Antibiotic resistant gonorrhea isn't a new problem. During World War II, gonorrhea became resistant to the drug sulfanilamide. In the 1980s, it became resistant to penicillin and tetracyclin. In 2007, the antibiotic fluoroquinolone stopped working.
People with gonorrhea often do not exhibit symptoms, but possible symptoms are vaginal discharge, lower abdominal pain or pain during intercourse. Men can also experience a burning sensation during urination. If left untreated, serious health issues can develop, including pelvic inflammatory disease, which can lead to infertility in women and is one reason the antibiotic resistant strain can be a huge problem.
But how do the bacteria that cause gonorrhea become resistant to antibiotics?
Antibiotics work by killing susceptible bacteria, but some microbes can survive because of an ability to neutralize or avoid an antibiotic. Resistant strains, either naturally or through mutations, survive, multiply and replace bacteria destroyed by antibiotics.

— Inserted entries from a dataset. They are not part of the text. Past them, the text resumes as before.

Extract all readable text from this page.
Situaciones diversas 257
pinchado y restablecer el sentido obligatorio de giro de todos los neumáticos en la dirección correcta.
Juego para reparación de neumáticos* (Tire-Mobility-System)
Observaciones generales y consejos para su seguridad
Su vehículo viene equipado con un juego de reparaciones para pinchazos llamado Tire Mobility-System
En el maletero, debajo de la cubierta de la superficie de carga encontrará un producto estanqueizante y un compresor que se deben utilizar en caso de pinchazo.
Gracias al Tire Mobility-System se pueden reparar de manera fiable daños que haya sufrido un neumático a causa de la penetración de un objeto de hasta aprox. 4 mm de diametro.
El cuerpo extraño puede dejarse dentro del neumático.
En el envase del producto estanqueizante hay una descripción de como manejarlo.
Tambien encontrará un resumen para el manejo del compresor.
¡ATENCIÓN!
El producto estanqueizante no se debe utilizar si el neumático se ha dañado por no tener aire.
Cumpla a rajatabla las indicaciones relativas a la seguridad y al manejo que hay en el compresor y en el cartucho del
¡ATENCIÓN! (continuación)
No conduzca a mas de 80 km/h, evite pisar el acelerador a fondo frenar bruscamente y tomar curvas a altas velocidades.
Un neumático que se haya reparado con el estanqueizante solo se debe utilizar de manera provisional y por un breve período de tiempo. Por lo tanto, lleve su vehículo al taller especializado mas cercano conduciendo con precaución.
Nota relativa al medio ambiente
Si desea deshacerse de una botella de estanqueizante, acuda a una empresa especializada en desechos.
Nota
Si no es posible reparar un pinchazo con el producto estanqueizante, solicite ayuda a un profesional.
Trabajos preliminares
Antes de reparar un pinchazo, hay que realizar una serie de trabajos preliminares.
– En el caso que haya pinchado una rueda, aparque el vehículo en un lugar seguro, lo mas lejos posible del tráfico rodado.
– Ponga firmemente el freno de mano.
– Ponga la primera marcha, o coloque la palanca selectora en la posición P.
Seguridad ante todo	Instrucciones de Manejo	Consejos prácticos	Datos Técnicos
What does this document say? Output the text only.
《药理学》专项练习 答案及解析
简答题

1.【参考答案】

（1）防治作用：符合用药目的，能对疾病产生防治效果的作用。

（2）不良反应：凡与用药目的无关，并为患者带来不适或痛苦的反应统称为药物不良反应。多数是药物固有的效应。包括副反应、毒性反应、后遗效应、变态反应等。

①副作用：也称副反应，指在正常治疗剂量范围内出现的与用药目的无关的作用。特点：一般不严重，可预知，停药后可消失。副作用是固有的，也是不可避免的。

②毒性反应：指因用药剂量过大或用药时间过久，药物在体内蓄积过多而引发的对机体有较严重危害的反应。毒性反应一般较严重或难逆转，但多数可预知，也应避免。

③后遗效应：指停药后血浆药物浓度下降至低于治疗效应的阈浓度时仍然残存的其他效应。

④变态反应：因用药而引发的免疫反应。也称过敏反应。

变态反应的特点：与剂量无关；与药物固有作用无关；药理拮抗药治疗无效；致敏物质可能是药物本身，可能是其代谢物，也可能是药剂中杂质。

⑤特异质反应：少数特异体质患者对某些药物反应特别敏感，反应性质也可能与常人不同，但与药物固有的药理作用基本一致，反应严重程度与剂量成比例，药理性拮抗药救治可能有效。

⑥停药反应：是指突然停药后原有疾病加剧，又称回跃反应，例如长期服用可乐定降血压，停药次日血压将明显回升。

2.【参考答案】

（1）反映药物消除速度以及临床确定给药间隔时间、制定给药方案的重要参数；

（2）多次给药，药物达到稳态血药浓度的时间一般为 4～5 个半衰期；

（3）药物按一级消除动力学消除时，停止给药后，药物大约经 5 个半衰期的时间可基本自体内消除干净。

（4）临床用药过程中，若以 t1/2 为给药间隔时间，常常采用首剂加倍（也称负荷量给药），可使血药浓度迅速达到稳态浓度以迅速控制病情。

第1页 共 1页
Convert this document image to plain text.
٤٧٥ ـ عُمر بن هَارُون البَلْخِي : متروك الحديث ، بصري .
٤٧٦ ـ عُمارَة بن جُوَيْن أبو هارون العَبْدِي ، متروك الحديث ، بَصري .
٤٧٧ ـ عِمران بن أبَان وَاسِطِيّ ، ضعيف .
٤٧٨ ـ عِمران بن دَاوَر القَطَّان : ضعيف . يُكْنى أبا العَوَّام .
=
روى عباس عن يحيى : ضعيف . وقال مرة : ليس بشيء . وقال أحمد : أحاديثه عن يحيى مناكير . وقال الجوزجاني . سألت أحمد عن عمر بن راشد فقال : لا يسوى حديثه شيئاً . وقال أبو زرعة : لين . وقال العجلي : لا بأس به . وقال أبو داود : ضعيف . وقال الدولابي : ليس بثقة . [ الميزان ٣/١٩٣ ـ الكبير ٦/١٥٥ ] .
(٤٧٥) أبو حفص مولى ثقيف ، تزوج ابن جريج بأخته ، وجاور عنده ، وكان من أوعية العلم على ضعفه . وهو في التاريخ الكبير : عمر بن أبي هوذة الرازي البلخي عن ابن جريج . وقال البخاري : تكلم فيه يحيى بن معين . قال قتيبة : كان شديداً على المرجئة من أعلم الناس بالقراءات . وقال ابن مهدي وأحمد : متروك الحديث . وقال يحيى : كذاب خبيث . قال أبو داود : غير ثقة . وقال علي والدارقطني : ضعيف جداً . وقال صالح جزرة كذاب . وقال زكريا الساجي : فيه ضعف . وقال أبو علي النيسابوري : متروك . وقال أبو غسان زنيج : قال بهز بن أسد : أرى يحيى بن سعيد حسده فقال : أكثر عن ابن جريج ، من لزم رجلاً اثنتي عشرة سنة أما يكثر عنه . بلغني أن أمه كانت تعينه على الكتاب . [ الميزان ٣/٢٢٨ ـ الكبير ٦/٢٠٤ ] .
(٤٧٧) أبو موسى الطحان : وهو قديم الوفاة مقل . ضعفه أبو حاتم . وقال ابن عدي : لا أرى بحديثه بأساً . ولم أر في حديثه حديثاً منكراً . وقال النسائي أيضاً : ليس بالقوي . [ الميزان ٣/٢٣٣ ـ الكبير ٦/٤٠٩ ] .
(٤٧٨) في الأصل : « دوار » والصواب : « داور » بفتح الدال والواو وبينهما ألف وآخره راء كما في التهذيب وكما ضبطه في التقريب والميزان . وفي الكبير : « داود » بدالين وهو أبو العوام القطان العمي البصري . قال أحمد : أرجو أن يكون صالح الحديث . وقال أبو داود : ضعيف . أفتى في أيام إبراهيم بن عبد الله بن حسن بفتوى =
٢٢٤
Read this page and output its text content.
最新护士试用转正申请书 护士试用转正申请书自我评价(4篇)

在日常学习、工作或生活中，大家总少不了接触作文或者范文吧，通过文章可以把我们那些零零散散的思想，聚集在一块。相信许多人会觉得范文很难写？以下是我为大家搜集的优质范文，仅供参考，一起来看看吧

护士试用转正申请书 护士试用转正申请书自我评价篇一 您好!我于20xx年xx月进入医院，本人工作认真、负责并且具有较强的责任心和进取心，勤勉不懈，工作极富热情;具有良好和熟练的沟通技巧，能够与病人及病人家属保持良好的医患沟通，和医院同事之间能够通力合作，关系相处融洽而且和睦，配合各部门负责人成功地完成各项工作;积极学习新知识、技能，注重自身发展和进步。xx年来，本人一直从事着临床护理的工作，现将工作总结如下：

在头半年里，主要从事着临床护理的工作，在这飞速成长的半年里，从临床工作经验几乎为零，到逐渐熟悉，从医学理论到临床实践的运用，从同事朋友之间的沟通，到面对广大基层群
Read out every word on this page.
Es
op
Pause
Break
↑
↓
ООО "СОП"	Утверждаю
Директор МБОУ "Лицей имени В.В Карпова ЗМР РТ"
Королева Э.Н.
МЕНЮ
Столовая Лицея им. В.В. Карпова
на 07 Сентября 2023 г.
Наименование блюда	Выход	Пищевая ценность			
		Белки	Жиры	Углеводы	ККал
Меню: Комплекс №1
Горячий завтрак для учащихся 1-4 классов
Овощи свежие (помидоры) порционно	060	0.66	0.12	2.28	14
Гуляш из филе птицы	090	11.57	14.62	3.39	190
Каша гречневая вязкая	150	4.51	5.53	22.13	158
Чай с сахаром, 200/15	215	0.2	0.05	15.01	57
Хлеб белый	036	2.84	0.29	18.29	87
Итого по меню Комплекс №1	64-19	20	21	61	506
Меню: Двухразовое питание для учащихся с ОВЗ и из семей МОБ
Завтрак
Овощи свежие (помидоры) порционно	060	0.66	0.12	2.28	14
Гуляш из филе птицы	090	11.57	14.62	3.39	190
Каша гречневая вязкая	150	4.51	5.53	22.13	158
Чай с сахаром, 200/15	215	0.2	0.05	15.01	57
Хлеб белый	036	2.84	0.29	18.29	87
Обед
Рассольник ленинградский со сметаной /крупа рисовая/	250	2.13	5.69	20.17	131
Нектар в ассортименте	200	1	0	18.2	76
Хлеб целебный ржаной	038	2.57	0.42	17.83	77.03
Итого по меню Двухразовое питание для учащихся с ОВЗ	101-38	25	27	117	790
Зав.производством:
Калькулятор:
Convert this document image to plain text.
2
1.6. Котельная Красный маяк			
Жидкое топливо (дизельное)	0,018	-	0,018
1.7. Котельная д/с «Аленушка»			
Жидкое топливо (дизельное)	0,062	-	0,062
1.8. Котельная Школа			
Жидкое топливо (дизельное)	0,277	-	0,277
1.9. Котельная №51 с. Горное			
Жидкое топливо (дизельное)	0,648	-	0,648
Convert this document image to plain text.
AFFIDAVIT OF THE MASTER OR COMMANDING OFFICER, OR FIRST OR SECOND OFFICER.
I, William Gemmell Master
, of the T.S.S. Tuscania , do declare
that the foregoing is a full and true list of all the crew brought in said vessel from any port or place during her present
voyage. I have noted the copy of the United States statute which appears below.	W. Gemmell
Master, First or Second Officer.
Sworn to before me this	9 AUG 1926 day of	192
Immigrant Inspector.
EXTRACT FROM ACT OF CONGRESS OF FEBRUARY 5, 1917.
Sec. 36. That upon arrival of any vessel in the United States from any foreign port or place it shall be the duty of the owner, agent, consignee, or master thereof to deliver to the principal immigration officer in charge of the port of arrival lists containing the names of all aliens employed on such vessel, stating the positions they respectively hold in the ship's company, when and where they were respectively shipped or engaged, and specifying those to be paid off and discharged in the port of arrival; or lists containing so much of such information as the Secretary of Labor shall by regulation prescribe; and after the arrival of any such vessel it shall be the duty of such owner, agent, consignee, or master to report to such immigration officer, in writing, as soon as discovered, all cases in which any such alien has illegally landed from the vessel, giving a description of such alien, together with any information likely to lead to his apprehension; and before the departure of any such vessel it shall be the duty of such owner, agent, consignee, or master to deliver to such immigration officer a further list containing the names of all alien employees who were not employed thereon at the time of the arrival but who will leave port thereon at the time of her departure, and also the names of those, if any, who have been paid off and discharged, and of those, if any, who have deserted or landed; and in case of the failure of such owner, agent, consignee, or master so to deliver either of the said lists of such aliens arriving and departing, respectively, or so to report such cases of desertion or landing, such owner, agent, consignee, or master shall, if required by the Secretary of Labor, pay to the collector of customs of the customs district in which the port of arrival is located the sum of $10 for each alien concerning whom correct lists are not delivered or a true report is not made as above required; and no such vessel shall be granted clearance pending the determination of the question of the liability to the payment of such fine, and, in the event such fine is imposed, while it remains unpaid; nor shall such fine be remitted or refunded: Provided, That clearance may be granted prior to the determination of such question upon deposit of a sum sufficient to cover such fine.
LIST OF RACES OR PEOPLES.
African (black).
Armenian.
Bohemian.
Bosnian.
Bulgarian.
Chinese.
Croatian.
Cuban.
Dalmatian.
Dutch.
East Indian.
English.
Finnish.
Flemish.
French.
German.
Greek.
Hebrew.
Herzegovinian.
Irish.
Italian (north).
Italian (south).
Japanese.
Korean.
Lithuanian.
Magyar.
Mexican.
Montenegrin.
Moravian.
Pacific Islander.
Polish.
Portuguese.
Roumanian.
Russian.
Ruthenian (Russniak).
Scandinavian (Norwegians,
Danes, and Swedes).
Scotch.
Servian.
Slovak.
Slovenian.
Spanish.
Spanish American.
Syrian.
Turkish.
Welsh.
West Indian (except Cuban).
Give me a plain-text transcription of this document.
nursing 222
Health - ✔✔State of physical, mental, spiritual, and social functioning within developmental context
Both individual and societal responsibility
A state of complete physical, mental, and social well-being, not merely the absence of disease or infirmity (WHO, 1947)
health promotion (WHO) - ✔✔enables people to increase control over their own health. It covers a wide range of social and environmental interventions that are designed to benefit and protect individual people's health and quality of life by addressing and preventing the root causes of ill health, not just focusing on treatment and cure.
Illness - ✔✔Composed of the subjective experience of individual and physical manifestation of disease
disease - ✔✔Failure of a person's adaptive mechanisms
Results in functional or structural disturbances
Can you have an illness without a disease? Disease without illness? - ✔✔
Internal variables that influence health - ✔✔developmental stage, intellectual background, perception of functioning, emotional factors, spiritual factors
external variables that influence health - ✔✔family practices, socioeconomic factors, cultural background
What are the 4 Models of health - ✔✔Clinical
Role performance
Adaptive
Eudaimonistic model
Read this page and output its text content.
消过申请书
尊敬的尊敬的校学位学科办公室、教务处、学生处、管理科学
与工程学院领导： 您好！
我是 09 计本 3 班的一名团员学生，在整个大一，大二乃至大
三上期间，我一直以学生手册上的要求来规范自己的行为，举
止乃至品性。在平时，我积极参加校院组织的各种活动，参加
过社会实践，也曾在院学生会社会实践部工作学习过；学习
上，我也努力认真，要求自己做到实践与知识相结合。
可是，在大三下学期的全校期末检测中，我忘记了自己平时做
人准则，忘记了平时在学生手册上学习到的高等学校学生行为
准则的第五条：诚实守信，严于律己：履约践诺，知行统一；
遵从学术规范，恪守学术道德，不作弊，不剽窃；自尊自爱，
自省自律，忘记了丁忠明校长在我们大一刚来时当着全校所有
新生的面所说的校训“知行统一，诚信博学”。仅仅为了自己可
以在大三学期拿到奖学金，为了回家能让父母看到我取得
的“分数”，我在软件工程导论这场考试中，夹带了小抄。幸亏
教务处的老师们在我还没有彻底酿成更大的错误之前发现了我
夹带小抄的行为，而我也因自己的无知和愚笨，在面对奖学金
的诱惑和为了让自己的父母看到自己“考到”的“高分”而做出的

"Bacteria that were at one time susceptible to an antibiotic can acquire resistance through mutation of their genetic material or by acquiring pieces of DNA that code for the resistance properties from other bacteria," according to the CDC website. "The DNA that codes for resistance can be grouped in a single easily transferable package. This means that bacteria can become resistant to many antimicrobial agents because of the transfer of one piece of DNA."
Jonathan Zenilman, who studies infectious diseases at Johns Hopkins, told NPR that drug overuse is the major factor.
"A lot of this is occurring not because of treatment for gonorrhea but overuse for other infections, such as urinary tract infections, upper respiratory tract infections and so forth," he said.
The biggest contributor to bacteria drug resistance is the over-prescription of antibiotics, according to the CDC. Antibiotics are frequently prescribed for viruses, simply because healthcare providers think patients expect them. The common cold is the most common reason antibiotics are prescribed, despite the fact that antibiotics do not affect viruses.
Bolan said that new drugs need to be developed, but that pharmaceutical companies have had no incentive to.
"The business model has not been there for pharmaceutical companies to develop antimicrobials in our country," she said.